Czech doctors and politicians like to tell the public empty lies unsupported by research. They try to tell us we are stupid if we choose to birth outside of the hospital. They try to scare us by telling us it’s unsafe, we are murderers of our own babies and we are doing something that’s not legal. And let me tell you the Czech law is so backwards! According the the European standard and the WHO each woman has the right to decide where she wants to give birth. But in the Czech Republic this is rather problematic since midwives are not allowed to have proper licenses to attend home births. Hence the politicians are making home births unsafe. There is nothing unsafe about a home birth if the mother is experiencing a normal and healthy pregnancy and both her and her baby are being carefully monitored prenatally and during labor and birth by a skilled professional midwife. Healthy moms and healthy babies do not belong to hospitals.

What should be done is a much needed legislative reform allowing home birth midwives to get certified and attend home births. Another thing that needs to change is the way doctors and nurses deal with pregnant women and their babies. And last but not least, these awful, cold, sterile, non-private birthing stalls must be replaced by private birthing suites where women could labor and give birth in comfort.

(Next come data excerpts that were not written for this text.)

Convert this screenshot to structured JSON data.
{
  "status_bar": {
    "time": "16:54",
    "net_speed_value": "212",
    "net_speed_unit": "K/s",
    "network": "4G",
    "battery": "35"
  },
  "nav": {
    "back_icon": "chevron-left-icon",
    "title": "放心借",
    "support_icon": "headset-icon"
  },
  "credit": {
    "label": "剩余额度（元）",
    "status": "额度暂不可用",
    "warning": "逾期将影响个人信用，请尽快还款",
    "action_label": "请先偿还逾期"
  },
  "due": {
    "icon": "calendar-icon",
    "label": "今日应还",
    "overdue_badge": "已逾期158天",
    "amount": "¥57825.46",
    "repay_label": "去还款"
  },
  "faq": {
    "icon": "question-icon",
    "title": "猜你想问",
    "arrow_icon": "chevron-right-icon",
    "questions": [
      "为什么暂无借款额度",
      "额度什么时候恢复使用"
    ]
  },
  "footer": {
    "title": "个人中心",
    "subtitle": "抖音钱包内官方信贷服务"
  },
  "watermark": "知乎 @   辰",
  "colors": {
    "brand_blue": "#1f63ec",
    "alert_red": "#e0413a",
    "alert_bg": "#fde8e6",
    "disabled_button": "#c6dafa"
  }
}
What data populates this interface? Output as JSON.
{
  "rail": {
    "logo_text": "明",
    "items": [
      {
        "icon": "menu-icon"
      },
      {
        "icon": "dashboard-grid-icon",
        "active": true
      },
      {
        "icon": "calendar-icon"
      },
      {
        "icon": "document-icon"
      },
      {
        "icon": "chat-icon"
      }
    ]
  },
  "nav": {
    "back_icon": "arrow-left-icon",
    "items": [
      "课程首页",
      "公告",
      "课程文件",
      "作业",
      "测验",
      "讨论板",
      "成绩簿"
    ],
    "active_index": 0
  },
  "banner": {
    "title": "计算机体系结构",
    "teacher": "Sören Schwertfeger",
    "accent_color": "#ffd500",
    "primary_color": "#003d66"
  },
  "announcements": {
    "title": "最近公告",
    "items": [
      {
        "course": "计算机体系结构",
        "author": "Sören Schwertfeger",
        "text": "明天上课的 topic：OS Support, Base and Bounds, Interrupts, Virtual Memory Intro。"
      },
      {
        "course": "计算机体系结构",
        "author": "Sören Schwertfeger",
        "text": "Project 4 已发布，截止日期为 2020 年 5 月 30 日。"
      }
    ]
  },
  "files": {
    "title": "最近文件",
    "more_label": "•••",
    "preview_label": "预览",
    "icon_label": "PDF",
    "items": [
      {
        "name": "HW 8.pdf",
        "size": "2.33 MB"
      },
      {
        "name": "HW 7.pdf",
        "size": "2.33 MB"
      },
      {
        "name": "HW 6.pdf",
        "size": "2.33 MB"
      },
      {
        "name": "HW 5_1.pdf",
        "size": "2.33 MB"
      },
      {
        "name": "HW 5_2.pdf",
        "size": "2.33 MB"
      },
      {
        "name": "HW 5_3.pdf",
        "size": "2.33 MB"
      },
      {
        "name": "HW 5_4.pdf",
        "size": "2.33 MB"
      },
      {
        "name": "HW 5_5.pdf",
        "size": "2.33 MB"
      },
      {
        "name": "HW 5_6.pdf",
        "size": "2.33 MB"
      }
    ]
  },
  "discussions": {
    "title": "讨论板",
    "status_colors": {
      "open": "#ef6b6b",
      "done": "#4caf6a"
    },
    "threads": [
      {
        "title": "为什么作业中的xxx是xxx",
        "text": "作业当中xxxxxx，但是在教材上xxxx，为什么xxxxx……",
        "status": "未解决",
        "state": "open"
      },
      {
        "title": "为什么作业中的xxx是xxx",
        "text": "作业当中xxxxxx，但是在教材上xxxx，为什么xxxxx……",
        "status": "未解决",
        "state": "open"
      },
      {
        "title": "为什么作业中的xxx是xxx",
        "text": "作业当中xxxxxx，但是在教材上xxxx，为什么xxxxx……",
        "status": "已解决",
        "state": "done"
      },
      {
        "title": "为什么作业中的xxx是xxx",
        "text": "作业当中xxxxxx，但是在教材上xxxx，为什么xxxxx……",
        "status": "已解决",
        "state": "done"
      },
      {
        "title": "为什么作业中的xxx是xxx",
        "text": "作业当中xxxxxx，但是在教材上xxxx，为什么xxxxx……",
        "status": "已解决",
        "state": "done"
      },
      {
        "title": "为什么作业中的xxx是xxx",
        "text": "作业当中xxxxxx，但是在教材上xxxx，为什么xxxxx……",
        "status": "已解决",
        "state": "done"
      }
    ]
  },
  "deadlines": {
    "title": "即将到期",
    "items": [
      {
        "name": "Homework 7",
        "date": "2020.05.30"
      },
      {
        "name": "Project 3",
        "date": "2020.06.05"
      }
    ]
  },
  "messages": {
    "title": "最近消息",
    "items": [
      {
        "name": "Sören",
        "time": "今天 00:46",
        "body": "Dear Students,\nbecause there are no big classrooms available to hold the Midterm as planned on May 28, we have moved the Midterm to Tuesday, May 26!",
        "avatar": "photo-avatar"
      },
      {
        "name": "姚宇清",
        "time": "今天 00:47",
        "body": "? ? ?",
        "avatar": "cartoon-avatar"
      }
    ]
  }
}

birthing stalls czech hospital birth

Birthing stalls (yes, STALLS) in one of the better Czech hospitals

(notice the separation panels do not go all the way to the ceiling – I hate when public bathrooms have this kind of separation and wouldn’t be able to do anything more private than peeing in such environment)

birthing stall czech hospital birth

Inside a Czech birthing stall

… looks comfortable, serene and peaceful, exactly as the room I pictured giving birth in … NOT (still wondering why so many women can’t dilate in rooms like these?)

.  .  .  .  .  .  .  .  .

We need less of that ^^^ and more of this:

St Luke's Roosevelt Birthing Center

Beautiful labor & delivery room at St. Luke’s Roosevelt Hospital’s Birthing Center

This is how all hospital Labor & Delivery rooms should look like!

The mother then ends her birth story with those words:

A friend of mine says we should welcome our babies as guests, that we should be respectful, not possessive, because they were entrusted to us for just a short period of time. My husband and I often wonder how would our guests feel if we welcomed them with a punch in their stomach, if we stuck tubes into their noses, yelled at them and sprayed them with water, closed them into a box for a day and night and then asked “So how do you like it here?”

If we commit sins on our children when they are powerless and dependent on us, how can we expect them to treat us when we are powerless and dependent on them? If we prepare such a heartless welcoming for them, what kind of “goodbye” are they going to prepare for us? I leave this up to you…

I know I don’t want to leave this world surrounded by sterile gloves & beeping machines, desperately searching for a familiar face… I want to be surrounded by the people I love, I want to be held, I want to feel loved. Isn’t this all our babies want from us?